I just want a banking site that lets me go to a webpage and click a "generate" button.
This sort of error, where they accidentally pull thousands of dollars out of your checking account, can happen with privacy.com because you give them access to your bank account to use it.
Yes it’s neat, but also involves giving privacy.com unfettered pull access to an account. Not to mention the data pipeline for profiling your use. Not a bad trade if it suits you, but things to be aware of, certainly.
Credit cards already have legal protections so worst case you can file a charge back and your money is safe. Etsy has access to bank accounts which don't even have the credit card protections.
To my knowledge, they make money because they act like a credit card (they collect cc fee from the seller), but actually just proxy the charge to your bank account.
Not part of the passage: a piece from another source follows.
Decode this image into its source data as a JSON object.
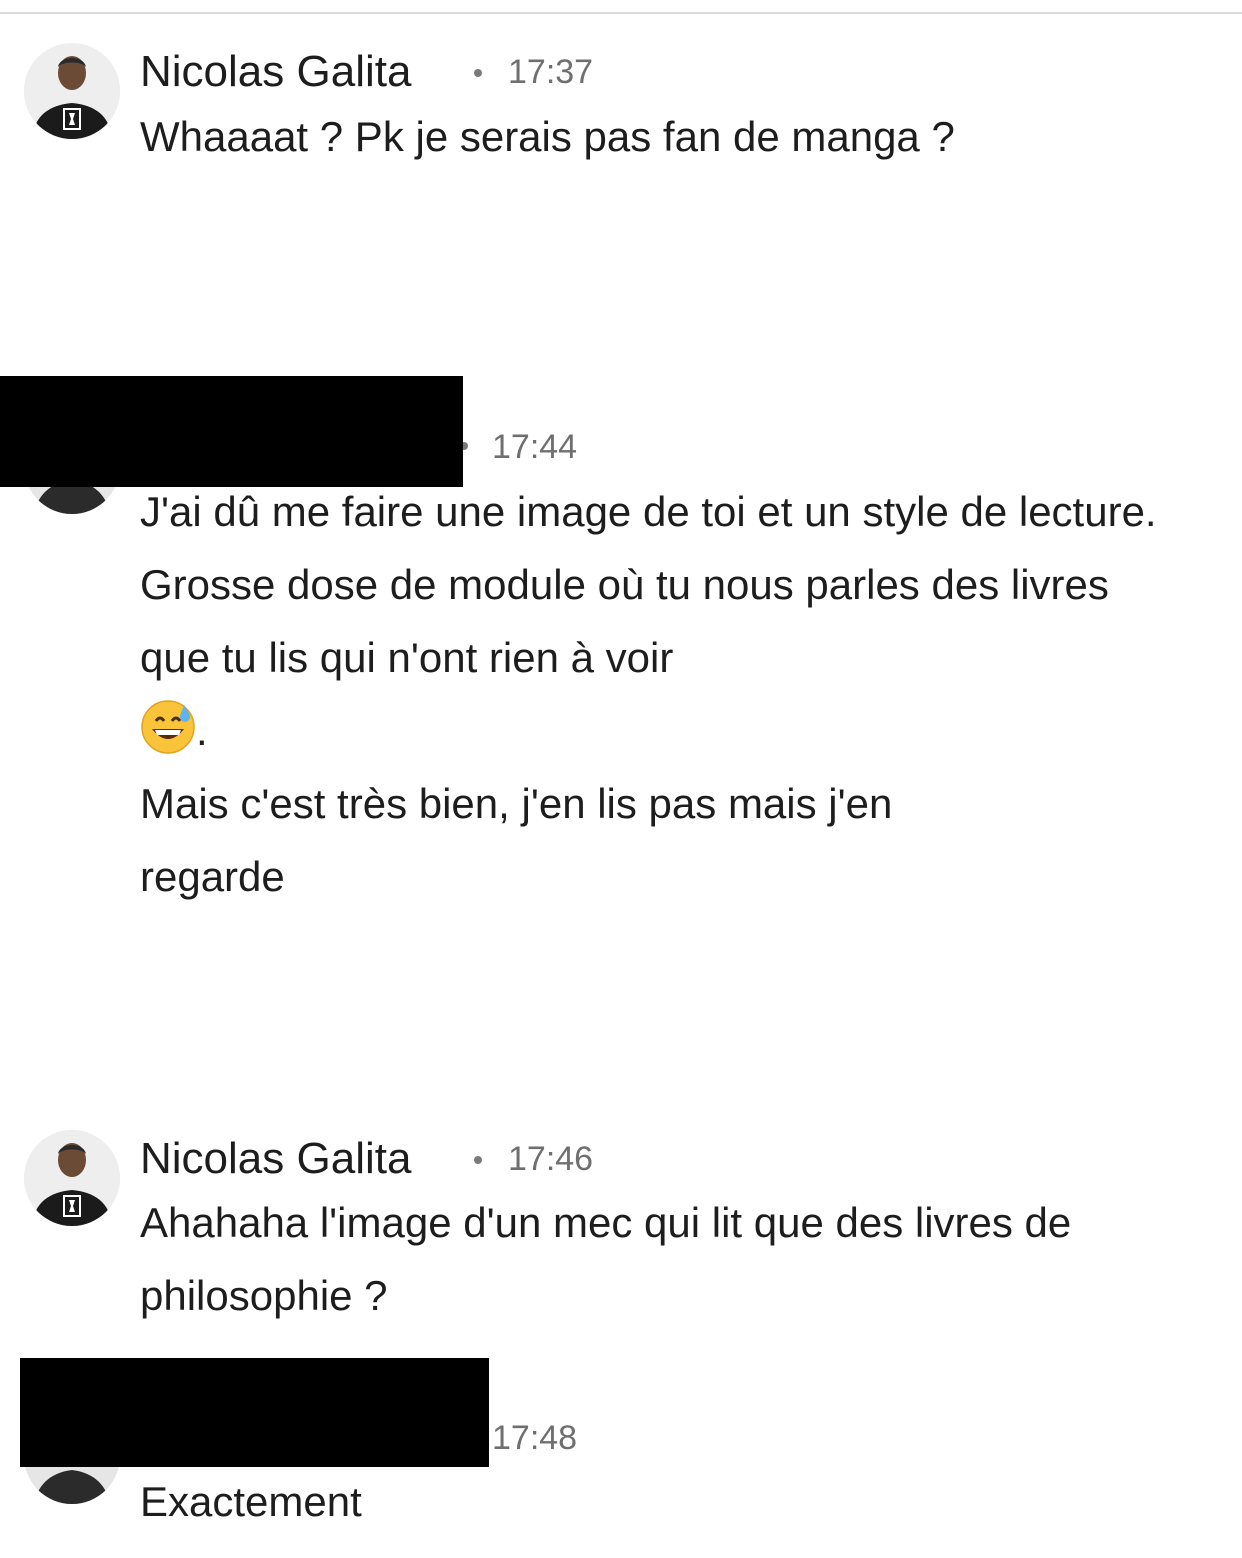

You basically lose out on any your own cc rewards though since you can't proxy to another cc (then they would lose their profit margin paying your cc provider).
Personal example of when I found it useful:
I used a burner card from them to buy a board game online, turns out the site was hacked, leaked the card info, additional charges were attempted but failed because the burner card settings only allowed the original charge through. Was really glad I didn't use my own cc.
Unfortunately if one must supply privacy.com with access to a bank account, it's not an improvement over Etsy in terms of exposure. And with Etsy you can directly supply a credit card, leaving your bank account isolated.
I use separate bank accounts for various isolation purposes, but they generally have a monthly fee when below a substantial balance. Direct deposit accounts are the exception in my experience, and one doesn't generally have multiple direct deposit employment sources.
If I need to setup a separate account to isolate privacy.com's use, why wouldn't I just make it a Citi account and use their virtual cards instead of providing all my identifying information to yet another third party open to hacking and diminishing of corporate values?
In a system where we turn over our payment information to all these companies and they can accidentally pull any kind of money from your account, it just leads to problems.